6. Sina Queyras’s Lemon Hound (now temporarily and perhaps perpetually defunct) is a Canadian offering that is talky at times, but Queyras has sworn off her blog for the time being because she wants to connect back to the physical world. That’s a reason to check in to see how that project goes into the future. One wishes her a lot of brick and mortar happiness and even a glimpse at the moon from time to time. That seems healthy enough without becoming overbearing. Her tag phrase is “pissing people off since 1969.” I find that admirable. Queyras’s photos are punctuated by snippets of Jena Osman, Laura Sims and a link to Kenneth Patchen. Any blog that offers a little self-reflexiveness is worth taking note of, and there is enough of others’ work to make one hold on to its past even as it has renounced its future.

7. Another from Canada is Jon Paul Fiorentino’s blog Asthmatronic which provides a brief glipmpse at what is new and fresh in Canadian poetry. Fiorentino, like Queyras above, is part of the Coach House Press stable, and his work is satisfyingly edgy in way that many American poets who aspire to the edge are not. The blog is mostly a collection of outtakes from Fiorentino’s reading tour late in the year, but there is enough of the contemporary poetry scene in Montreal and the rest of Canada to make the blog worthy of a stop. There isn’t always poetry in great doses here, but there often is a lot of other cultural droppings: a link to a pop bad devoted to hockey star Dale Hawerchuk and a spooky You Tube video of a Japanese-made English instructional video. And just enough venom and vigor for the previous generation of Canadian writers.

8. Heidi Lynn Staples’s Mildred’s Umbrella is a bit heavy on the links to Staples’s own poems, which is kind of like a look-what-I-got-for-Christmas kind of thing she has going on there, but I’m partial to the Herb Scott piece she has posted as well as a short piece by Medbh McGuckian she has posted. Also, I like the fact that she addresses her readers as “bloggerisimo” as though one who passes through the site must be the biggest blogger of them all.

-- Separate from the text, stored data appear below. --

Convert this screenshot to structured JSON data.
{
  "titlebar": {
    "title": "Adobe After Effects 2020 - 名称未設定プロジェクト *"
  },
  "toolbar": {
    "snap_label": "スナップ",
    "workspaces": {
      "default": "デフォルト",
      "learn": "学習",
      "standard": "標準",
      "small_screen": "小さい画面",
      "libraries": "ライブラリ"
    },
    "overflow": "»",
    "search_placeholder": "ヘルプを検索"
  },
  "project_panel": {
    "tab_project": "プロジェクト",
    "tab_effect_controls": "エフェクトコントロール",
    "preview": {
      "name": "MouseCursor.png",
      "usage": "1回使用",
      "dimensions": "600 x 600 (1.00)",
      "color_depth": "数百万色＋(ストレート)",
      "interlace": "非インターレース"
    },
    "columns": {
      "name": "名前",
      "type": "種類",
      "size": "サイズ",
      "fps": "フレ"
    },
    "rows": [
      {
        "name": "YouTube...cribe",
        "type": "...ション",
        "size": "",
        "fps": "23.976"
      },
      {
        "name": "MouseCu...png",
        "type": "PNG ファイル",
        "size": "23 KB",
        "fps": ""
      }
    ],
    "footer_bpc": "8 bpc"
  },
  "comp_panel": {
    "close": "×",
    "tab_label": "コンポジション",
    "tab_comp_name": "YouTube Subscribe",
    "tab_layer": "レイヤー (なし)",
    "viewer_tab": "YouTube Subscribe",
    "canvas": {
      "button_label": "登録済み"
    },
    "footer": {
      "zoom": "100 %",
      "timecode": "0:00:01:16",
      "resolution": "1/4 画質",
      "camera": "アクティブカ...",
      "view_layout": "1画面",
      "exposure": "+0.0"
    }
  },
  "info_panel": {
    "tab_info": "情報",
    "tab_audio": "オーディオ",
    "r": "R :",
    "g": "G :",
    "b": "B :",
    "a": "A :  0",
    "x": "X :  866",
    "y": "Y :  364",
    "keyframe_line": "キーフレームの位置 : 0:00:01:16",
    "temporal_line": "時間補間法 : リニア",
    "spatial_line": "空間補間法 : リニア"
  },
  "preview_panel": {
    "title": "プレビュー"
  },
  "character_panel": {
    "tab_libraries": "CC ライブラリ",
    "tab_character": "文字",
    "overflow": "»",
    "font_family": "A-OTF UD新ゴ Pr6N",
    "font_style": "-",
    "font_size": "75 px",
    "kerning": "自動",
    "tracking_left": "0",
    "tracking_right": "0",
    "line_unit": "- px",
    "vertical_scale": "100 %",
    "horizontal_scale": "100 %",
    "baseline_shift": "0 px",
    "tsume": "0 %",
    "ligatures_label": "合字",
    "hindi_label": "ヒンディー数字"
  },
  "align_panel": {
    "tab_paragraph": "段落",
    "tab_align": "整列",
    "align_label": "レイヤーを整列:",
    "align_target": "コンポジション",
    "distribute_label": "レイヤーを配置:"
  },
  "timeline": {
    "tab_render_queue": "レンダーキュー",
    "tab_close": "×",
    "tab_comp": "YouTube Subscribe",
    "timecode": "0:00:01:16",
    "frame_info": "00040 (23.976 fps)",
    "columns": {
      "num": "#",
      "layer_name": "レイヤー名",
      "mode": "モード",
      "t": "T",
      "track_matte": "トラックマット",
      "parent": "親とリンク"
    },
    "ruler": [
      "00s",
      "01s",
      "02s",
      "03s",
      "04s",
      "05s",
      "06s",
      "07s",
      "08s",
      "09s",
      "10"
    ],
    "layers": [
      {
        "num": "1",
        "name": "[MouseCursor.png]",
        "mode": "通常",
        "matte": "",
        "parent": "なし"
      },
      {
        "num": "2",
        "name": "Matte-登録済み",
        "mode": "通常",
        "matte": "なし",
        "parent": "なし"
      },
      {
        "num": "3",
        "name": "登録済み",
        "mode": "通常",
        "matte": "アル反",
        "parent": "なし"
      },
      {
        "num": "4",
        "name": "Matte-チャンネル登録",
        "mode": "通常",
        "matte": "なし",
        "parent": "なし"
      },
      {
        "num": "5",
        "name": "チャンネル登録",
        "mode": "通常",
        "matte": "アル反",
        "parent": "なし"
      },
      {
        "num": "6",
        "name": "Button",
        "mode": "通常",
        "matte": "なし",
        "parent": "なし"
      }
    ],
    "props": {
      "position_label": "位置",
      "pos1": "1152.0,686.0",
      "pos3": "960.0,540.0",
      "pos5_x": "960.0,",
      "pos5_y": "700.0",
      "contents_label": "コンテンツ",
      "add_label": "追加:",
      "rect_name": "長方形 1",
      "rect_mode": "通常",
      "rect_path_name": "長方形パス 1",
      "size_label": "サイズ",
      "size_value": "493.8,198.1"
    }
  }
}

Well, I couldn’t quite come up with 10 poetry blogs that would fit the criteria I was looking for in particularly satisfying ways, so I resorted to what many others do, I resorted to picking some favorite music titles.

1. By far this year’s most inspiring and beautiful record of the year is Eric Whitacre’s Cloudburst and other choral works. I can’t stop listening to it. Eric Whitacre is the 35-year-old choral composer phenom whose works have redefined notions of polyphony for choral music. This is unearthly stuff, but the best thing about Whitacre is that he is the only classical composer with a My Space site (for Eric Whitacre). Not only that but he has 18640 friends. Geez. That’s more than went to my high school! Swing on over to the site and listen to “Sleep.” If that’s not what you expect music to do for you, then I’m sorry for all of that. On top of all this, his librettos are taken from Rumi, Lorca, Cummings, Dickinson, and Paz.

2. OK. So maybe I’m a sucker for anything this guy does and maybe his “Romance of the Violin” made more of an impact, but there isn’t a violinist whose tone “sings” as much as Joshua Bell’s. Therefore, it is an obvious move for Bell to record “The Voice of the Violin,” where he adapts many operatic arias and other choral works for the violin. Just the inclusion of many of these pieces into the repertoire would be enough to be included in the “must-listen” category, but how Bell captures the intensity of his (and my) boyhood idol Jascha Heifetz yet makes the violin stay sweet and not sound stark is beyond me. Of course, there are many reasons why I should be drawn to Viktoria Mullova or up-and-comer Cecilia Ziliacus, but for some reason Bell remains on the top of the heap for me. Perhaps he is the undisputed heavyweight champ.